Ise-Shima (Japan): US President Barack Obama today said that global leaders are "rattled" by some of presumptive Republican presidential nominee Donald Trump's policies, blasting the ideas as demonstrating "ignorance" of how the world works.
Trump, the billionaire US real-estate mogul and reality TV star, has dominated headlines since launching his presidential campaign last year with a mix of incendiary comments and policy stances seen as insulting Mexicans, Muslims and women, among others.
He has proposed building a giant wall along the US border with Mexico to keep out illegal immigrants and vows that he will get the southern neighbour to pay for it.
Trump has also proposed a temporary ban on Muslim immigration, citing fears of jihadist attacks such as those that have occurred in Europe and the US city of San Bernardino.
"They are not sure how seriously to take some of his pronouncements," Obama told reporters on the sidelines of the Group of Seven summit, referring to global leaders.
"But they're rattled by them, and for good reason," he added.
"Because a lot of the proposals that he has made display either ignorance of world affairs or a cavalier attitude or an interest in getting tweets and headlines".
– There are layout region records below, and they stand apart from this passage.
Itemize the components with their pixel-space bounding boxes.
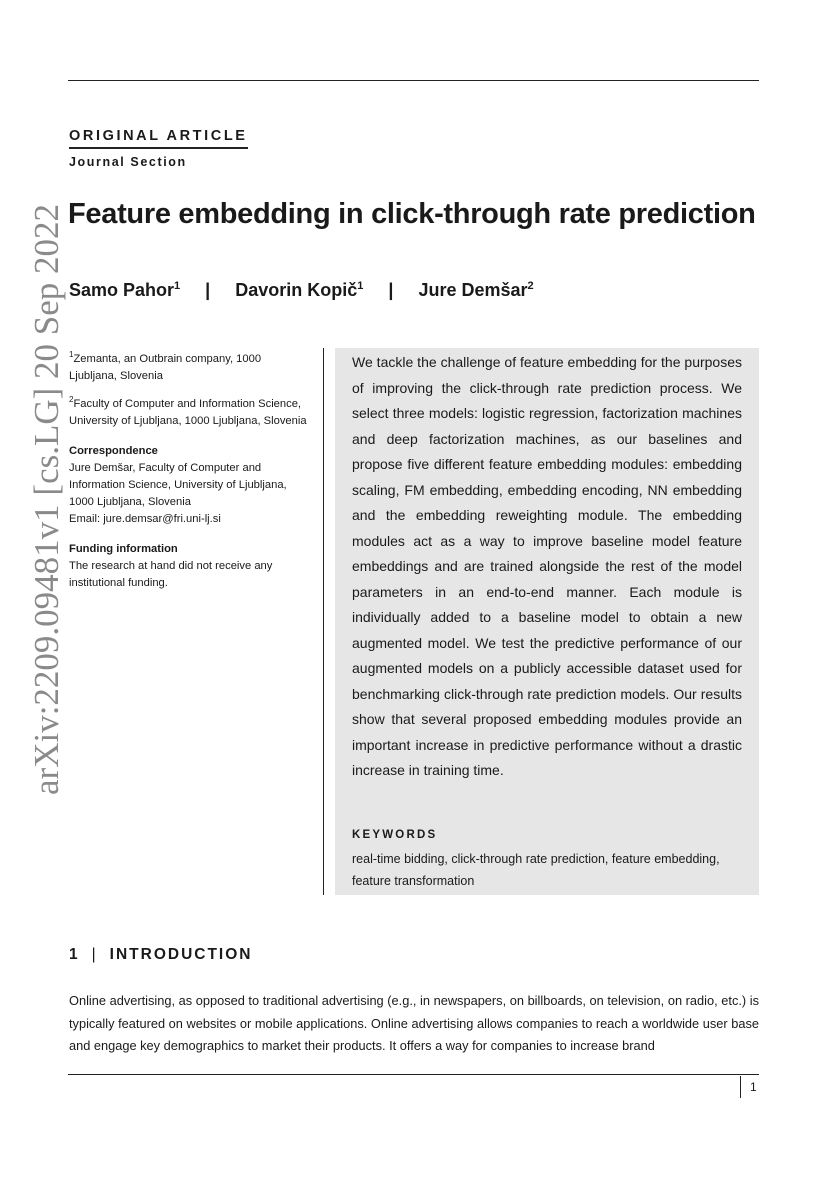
article-type-label: ORIGINAL ARTICLE xyxy=(69,128,248,149)
keywords-heading: KEYWORDS xyxy=(352,829,438,841)
page-number-rule xyxy=(740,1076,741,1098)
author-affiliation-mark: 1 xyxy=(357,280,364,292)
author-name: Jure Demšar xyxy=(418,280,528,300)
abstract-text: We tackle the challenge of feature embedding for the purposes of improving the click-through rate prediction process. We select three models: logistic regression, factorization machines and deep factorization machines, as our baselines and propose five different feature embedding modules: embedding scaling, FM embedding, embedding encoding, NN embedding and the embedding reweighting module. The embedding modules act as a way to improve baseline model feature embeddings and are trained alongside the rest of the model parameters in an end-to-end manner. Each module is individually added to a baseline model to obtain a new augmented model. We test the predictive performance of our augmented models on a publicly accessible dataset used for benchmarking click-through rate prediction models. Our results show that several proposed embedding modules provide an important increase in predictive performance without a drastic increase in training time. xyxy=(352,354,742,778)
section-number: 1 xyxy=(69,946,80,963)
column-divider xyxy=(323,348,324,895)
introduction-paragraph: Online advertising, as opposed to traditional advertising (e.g., in newspapers, on billboards, on television, on radio, etc.) is typically featured on websites or mobile applications. Online advertising allows companies to reach a worldwide user base and engage key demographics to market their products. It offers a way for companies to increase brand xyxy=(69,993,759,1053)
affiliation-number: 1 xyxy=(69,350,74,359)
author-name: Davorin Kopič xyxy=(235,280,358,300)
affiliation-text: Zemanta, an Outbrain company, 1000 Ljubljana, Slovenia xyxy=(69,353,262,382)
funding-block xyxy=(69,541,309,592)
correspondence-block xyxy=(69,443,309,528)
author-affiliation-mark: 1 xyxy=(174,280,181,292)
author-name: Samo Pahor xyxy=(69,280,175,300)
paper-title: Feature embedding in click-through rate prediction xyxy=(68,198,756,230)
affiliation xyxy=(69,391,309,430)
correspondence-text: Jure Demšar, Faculty of Computer and Information Science, University of Ljubljana, 1000 Ljubljana, Slovenia xyxy=(69,462,287,508)
author-list xyxy=(69,280,534,301)
page-number: 1 xyxy=(750,1080,757,1094)
top-rule xyxy=(68,80,759,81)
correspondence-heading: Correspondence xyxy=(69,445,158,457)
funding-text: The research at hand did not receive any institutional funding. xyxy=(69,560,273,589)
keywords-text: real-time bidding, click-through rate prediction, feature embedding, feature transformation xyxy=(352,852,720,888)
journal-section-label: Journal Section xyxy=(69,155,187,169)
section-title: INTRODUCTION xyxy=(109,946,253,963)
author-separator: | xyxy=(388,280,394,300)
funding-heading: Funding information xyxy=(69,543,178,555)
affiliation xyxy=(69,346,309,385)
section-heading xyxy=(69,946,252,964)
author-separator: | xyxy=(205,280,211,300)
section-separator: | xyxy=(91,946,98,963)
affiliation-number: 2 xyxy=(69,395,74,404)
metadata-column xyxy=(69,346,309,605)
bottom-rule xyxy=(68,1074,759,1075)
author-affiliation-mark: 2 xyxy=(527,280,534,292)
affiliation-text: Faculty of Computer and Information Science, University of Ljubljana, 1000 Ljubljana, Slovenia xyxy=(69,398,307,427)
correspondence-email[interactable]: Email: jure.demsar@fri.uni-lj.si xyxy=(69,513,221,525)
arxiv-stamp: arXiv:2209.09481v1 [cs.LG] 20 Sep 2022 xyxy=(27,203,66,795)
Trump has disdained the usual cautiousness of past candidates for the country's highest office - Republican or Democrat - who while appealing to their base constituencies have often tried to take positions closer to the centre that would appeal to broad cross sections of the electorate.
Obama is coming to the end of this second term and hopes to pass the mantle to fellow Democrat Hillary Clinton, his 2008 rival for the White House and who served him as secretary of state.
But recent opinion polls show Democrat Clinton and Trump in an increasingly tight race were they to meet, as expected, in November's election after winning formal nominations at their party conventions this summer.
Clinton is vying to become the first female president in US history and while she leads challenger Bernie Sanders, the Vermont Senator has remained competitive and drawn support from younger voters.
Clinton's camp has grown increasingly frustrated with the tenaciousness of Sanders, who has vowed to take his fight to the convention even as Clinton remains ahead in delegates, who decide the nomination.
Obama tried to downplay the rivalry.
"What is really important to remember is that unlike what you have seen in the Republican primary, for the most part there is not that big a difference in terms of the issues.
"They are both good people, I know them both well," he said of Clinton and Sanders, both of whom he served with in the Senate.
He called it "important for us to try to end this in a way that leaves both sides feeling proud of what they have done".